J.2 Open review and dispute resolution
SBCIS is open for public review. The methodology, scoring code, and worked examples all live at github.com/bch1212/sbcis. Anyone may file a GitHub issue or pull request with:
- A specific axis-assignment correction for a published score (treated as a calibration request).
- A methodology change proposal (treated as a v-next candidate).
- A bibliography addition (treated as a patch).
- An anti-pattern observation (treated as a v-next candidate against Section G).
The steward (Halverson Co.) responds within 14 days. Substantive contributions are credited in the CHANGELOG and, with the contributor’s consent, in Appendix B.
There is no pre-publication private review gate. The publish-then-iterate model matches OWASP Risk Rating Methodology, CVSS, and the Carbon Disclosure Project, which similarly publish openly and accrue review through use.
J.3 Independence
SBCIS is stewarded by Halverson Co. but is independent of any specific Halverson Co. product. The methodology document is the source of truth; any divergence between the SBCIS scoring code and this document is resolved in favor of the document.
Appendix A: Glossary
- Affected SMB: an SMB falling within the rule’s scope as defined by SBA size standards (13 CFR 121).
- Annualized capex: capital expenditure spread evenly over the amortization period (5 years for v1.0 default).
- Impact Score: sum of the five axes, 0.0 to 25.0.
- Provenance: the set of citations supporting a score.
- Representative SMB: a 25-employee firm in the rule’s NAICS scope, used as the cost-anchor.

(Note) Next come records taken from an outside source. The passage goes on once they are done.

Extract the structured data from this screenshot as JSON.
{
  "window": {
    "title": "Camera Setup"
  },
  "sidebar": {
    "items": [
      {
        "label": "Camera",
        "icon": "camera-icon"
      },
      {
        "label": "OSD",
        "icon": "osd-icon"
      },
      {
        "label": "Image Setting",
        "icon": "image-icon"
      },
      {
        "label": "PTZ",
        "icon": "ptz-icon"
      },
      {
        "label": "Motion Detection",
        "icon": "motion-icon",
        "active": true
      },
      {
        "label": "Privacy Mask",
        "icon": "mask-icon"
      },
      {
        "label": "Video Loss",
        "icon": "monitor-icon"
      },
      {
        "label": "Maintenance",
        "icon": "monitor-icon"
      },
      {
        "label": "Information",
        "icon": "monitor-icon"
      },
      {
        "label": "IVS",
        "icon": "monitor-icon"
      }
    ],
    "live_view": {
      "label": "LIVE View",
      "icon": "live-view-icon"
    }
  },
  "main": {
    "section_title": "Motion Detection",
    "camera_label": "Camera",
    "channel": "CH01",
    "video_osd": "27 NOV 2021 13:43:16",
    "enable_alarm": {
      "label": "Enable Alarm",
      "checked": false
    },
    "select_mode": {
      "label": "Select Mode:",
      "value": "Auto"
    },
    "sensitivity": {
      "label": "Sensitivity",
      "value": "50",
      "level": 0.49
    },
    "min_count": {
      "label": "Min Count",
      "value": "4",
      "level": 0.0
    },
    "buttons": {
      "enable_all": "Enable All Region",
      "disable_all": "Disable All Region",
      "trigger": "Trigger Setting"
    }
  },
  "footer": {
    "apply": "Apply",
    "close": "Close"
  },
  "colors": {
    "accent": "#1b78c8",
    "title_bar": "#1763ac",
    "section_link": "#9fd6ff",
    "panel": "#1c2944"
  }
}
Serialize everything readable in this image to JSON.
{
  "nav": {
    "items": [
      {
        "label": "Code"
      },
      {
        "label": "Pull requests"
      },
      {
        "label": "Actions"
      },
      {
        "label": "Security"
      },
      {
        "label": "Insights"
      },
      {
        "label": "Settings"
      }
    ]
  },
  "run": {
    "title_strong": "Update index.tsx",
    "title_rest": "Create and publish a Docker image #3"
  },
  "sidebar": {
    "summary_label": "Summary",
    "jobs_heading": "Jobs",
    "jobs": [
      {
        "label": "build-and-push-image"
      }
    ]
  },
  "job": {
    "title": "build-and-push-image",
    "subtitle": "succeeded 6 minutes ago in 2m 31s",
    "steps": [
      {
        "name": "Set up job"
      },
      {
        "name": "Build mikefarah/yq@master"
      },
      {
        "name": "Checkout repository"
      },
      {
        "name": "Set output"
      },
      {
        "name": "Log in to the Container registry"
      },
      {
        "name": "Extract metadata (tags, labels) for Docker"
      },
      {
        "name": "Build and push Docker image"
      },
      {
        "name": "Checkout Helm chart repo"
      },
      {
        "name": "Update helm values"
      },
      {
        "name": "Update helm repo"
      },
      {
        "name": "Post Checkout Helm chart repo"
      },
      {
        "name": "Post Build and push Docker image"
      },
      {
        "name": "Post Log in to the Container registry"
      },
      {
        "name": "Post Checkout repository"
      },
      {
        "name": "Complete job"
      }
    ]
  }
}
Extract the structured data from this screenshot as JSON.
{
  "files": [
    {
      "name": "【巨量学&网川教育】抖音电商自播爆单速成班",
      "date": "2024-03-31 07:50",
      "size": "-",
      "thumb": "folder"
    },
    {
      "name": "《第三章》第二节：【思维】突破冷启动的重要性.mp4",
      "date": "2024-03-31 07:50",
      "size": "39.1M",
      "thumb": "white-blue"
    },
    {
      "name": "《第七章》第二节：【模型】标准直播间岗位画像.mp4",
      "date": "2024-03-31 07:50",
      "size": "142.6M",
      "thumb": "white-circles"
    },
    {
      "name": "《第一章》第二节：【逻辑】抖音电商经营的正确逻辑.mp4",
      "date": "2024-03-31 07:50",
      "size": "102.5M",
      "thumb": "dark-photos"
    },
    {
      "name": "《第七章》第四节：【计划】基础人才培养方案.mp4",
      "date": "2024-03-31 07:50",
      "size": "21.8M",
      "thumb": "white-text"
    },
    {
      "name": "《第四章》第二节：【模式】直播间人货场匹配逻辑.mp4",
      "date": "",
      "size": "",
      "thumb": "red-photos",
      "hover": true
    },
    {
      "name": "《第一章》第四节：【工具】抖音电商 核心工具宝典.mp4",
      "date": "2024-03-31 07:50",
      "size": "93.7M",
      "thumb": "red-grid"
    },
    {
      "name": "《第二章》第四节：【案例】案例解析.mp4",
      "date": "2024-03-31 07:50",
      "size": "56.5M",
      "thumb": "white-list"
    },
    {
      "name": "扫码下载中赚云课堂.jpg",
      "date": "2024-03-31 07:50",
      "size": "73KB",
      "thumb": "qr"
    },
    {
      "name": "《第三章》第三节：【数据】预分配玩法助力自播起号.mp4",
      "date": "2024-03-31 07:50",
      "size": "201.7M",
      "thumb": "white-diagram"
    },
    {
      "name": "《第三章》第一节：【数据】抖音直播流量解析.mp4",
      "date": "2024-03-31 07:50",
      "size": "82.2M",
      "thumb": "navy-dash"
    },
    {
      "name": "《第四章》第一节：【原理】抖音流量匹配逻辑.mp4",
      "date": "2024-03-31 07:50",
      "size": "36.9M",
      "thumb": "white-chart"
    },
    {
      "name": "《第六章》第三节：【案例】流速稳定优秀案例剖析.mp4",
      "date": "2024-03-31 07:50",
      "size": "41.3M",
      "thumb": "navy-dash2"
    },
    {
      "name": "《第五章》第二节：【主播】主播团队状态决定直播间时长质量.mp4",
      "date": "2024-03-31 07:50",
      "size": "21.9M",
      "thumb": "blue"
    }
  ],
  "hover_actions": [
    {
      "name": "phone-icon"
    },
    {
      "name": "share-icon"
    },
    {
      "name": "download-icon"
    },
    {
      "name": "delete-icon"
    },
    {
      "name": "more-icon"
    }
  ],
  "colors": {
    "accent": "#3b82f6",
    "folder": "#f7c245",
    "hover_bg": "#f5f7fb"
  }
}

Appendix B: Contributor credits
SBCIS is open for public review (Section J.2). This appendix lists contributors who have filed substantive GitHub issues or pull requests that have been merged into the methodology. As of v1.0 publication, this list is empty; it will be populated as contributions arrive.
To contribute, file an issue or pull request at github.com/bch1212/sbcis. Substantive contributions are credited here with affiliation language of the contributor’s choosing.
Appendix C: Bibliography
- Office of Management and Budget. Circular A-4: Regulatory Analysis. September 17, 2003; revised November 9, 2023. https://www.whitehouse.gov/wp-content/uploads/2023/11/CircularA-4.pdf
- Small Business Administration, Office of Advocacy. Annual Report on the Regulatory Flexibility Act. https://advocacy.sba.gov
- US Bureau of Labor Statistics. Quarterly Census of Employment and Wages. https://www.bls.gov/cew/
- US Bureau of Labor Statistics. Employer Costs for Employee Compensation. https://www.bls.gov/news.release/ecec.toc.htm
- Federal Register. FederalRegister.gov. https://www.federalregister.gov
- US Census Bureau. County Business Patterns. https://www.census.gov/programs-surveys/cbp.html
Appendix D: Schema (machine-readable score)
A score conforming to SBCIS v1.0 must validate against the JSON Schema at schema/sbcis-score.schema.json in the SBCIS repository. The schema is Apache 2.0 licensed.
Changelog
- 1.0.0 (2026-05-13, planned): Initial public release.